Titel
Untersuchungen über den Wärmehaushalt von Pflanzen in Verbindung mit phänometrischen Messungen
Verfasser
Erscheinungsort
Leipzig
Verlag
Akademische Verlagsgesellschaft Geest & Portig
Erscheinungsjahr
1959
Seiten
246 S.
Illustrationen
44 Abb., 93 Lit. Ang.
Material
Bandaufführung
Standardsignatur
6320
Datensatznummer
100901
Quelle
Veröffentlichungen des Instituts für Agrarmeteorologie der Karl-Marx-Universität Leipzig; Bd. I, Heft 4
Abstract
Die vorliegenden Untersuchungen bewegen sich auf einem Grenzgebiet zwischen angewandter Meteorologie und Pflanzenphysiologie und zeigen die großen Schwierigkeiten auf, die bei derartigen Problemen sowohl in methodischer als auch in meßtechnischer Art auftreten.

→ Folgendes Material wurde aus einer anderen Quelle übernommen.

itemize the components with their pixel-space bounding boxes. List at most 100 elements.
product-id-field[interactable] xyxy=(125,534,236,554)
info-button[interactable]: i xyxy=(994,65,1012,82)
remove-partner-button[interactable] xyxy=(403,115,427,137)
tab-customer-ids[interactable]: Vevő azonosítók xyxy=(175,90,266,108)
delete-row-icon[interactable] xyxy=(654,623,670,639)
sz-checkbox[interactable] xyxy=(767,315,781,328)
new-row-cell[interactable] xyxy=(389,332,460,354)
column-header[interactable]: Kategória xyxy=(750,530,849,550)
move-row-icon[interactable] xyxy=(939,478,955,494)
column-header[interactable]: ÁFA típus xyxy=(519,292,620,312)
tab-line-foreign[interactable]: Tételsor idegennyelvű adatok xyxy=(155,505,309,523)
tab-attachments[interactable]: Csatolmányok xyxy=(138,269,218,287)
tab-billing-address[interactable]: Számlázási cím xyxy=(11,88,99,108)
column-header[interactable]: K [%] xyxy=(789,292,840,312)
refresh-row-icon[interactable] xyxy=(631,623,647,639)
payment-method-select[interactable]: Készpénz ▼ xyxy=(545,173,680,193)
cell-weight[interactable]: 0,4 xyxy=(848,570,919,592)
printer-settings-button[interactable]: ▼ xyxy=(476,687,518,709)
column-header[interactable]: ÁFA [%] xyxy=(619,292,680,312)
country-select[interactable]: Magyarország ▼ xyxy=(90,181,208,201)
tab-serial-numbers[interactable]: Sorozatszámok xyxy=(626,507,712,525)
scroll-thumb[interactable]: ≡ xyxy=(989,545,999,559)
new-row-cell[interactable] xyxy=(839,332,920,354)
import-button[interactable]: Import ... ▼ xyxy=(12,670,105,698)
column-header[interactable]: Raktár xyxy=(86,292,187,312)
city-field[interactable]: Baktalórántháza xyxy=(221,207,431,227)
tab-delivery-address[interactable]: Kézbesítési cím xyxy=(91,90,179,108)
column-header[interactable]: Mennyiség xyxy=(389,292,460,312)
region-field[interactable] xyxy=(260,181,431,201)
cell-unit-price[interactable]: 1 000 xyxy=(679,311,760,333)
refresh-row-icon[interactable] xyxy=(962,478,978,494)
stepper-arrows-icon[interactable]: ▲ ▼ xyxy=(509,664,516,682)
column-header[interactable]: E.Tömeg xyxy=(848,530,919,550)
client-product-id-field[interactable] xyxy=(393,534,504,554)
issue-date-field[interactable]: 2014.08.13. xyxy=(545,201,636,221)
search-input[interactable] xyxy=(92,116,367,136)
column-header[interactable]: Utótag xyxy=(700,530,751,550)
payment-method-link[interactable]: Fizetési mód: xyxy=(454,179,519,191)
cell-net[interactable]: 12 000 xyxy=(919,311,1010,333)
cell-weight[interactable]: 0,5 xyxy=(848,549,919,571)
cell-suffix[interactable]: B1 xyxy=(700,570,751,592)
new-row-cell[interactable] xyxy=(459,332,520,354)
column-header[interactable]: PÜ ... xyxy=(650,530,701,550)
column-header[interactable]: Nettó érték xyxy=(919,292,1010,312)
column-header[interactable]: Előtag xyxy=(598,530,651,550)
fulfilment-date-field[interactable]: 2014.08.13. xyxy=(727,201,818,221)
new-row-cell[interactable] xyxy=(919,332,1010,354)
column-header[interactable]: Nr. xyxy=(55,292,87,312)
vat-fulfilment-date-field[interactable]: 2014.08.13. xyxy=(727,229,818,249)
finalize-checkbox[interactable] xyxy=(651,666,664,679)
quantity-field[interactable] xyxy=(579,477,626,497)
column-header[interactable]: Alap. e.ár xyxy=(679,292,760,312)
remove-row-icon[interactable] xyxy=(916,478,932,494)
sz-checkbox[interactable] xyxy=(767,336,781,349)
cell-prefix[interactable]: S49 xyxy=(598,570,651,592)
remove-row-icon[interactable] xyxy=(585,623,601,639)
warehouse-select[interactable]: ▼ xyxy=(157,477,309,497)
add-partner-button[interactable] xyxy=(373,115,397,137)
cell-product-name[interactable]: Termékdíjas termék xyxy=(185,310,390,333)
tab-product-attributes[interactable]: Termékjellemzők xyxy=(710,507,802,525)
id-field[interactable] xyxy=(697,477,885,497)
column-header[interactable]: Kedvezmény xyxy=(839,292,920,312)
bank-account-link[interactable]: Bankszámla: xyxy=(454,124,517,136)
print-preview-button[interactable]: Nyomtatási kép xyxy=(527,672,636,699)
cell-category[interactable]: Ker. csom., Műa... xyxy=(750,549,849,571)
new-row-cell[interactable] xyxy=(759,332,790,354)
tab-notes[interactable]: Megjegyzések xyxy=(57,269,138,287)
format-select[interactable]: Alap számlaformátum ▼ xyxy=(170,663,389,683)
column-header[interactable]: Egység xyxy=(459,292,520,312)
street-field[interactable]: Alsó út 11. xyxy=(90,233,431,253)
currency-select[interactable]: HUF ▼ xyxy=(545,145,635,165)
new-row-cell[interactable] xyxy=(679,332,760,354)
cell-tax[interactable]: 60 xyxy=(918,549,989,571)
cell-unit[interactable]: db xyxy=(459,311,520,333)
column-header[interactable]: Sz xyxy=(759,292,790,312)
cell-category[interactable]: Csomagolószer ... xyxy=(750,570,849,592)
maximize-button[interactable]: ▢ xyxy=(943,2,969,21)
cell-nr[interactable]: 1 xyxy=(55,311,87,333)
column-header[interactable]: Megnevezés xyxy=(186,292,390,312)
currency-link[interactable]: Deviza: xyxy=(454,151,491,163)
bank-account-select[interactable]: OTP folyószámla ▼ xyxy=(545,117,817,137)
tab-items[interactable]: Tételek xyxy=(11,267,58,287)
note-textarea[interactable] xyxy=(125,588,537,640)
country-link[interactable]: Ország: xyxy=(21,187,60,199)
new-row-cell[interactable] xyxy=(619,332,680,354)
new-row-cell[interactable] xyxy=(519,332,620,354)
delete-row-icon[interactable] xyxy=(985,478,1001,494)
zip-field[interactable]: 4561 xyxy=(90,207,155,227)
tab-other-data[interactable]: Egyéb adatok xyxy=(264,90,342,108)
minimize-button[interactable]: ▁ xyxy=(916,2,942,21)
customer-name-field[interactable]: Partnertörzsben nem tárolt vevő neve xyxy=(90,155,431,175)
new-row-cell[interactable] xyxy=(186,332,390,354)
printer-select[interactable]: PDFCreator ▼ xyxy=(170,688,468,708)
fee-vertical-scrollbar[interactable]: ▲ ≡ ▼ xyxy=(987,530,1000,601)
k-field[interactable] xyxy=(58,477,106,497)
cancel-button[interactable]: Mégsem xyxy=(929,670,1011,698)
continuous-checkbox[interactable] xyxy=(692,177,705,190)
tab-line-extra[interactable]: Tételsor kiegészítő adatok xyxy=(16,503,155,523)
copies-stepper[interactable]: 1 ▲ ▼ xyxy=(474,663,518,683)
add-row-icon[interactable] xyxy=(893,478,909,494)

Es genügt nicht, die Atmosphäre in ihrem Geschehen zu analysieren und quantitativ zu bestimmen oder unter idealisierten Bedingungen die Stoffproduktion der Pflanzen zu studieren, sondern es ist notwendig, die Gesetze der Wechselwirkung zwischen Witterung Pflanzenwachstum aufzustellen. Um zu einem umfassenden Bild oder zu einer Modellvorstellung dieses Geschehens zu kommen, muß erst einmal die Vielzahl der Erscheinungsformen der Wechselbeziehung entdeckt und bestimmt werden, wozu die vorliegende Arbeit nur ein bescheidener Beitrag sein kann. Es wurden die verschiedenen Methoden der Phänometrie erprobt und angewandt, und die Vielzahl der beobachteten Testorgane brachte die Erkenntnis, daß die Meßtechnik jedem Meßobjekt speziell angepaßt werden muß, was die serienmäßige Herstellung "phänometrischer Meßgeräte" zur Zeit noch unmöglich macht. Günstiger liegen die Dinge dann, wenn man sich auf Grund der bisher gesammelten Erfahrungen für die Beobachtung einiger weniger Meßobjekte entschließt, die dann an mehreren Stellen unter einheitlichen Gesichtspunkten mit gleichem Instrumentarium in ihrem Wachstum verfolgt werden. Neben den phänometrischen Messungen müssen dann das Bestands- und das Pflanzenklima erfaßt werden, und es ist dringend erforderlich, sich im Rahmen der Grundlagenforschung damit zu beschäftigen, womit und an welcher Stelle das Bestandsklima beobachtet werden soll.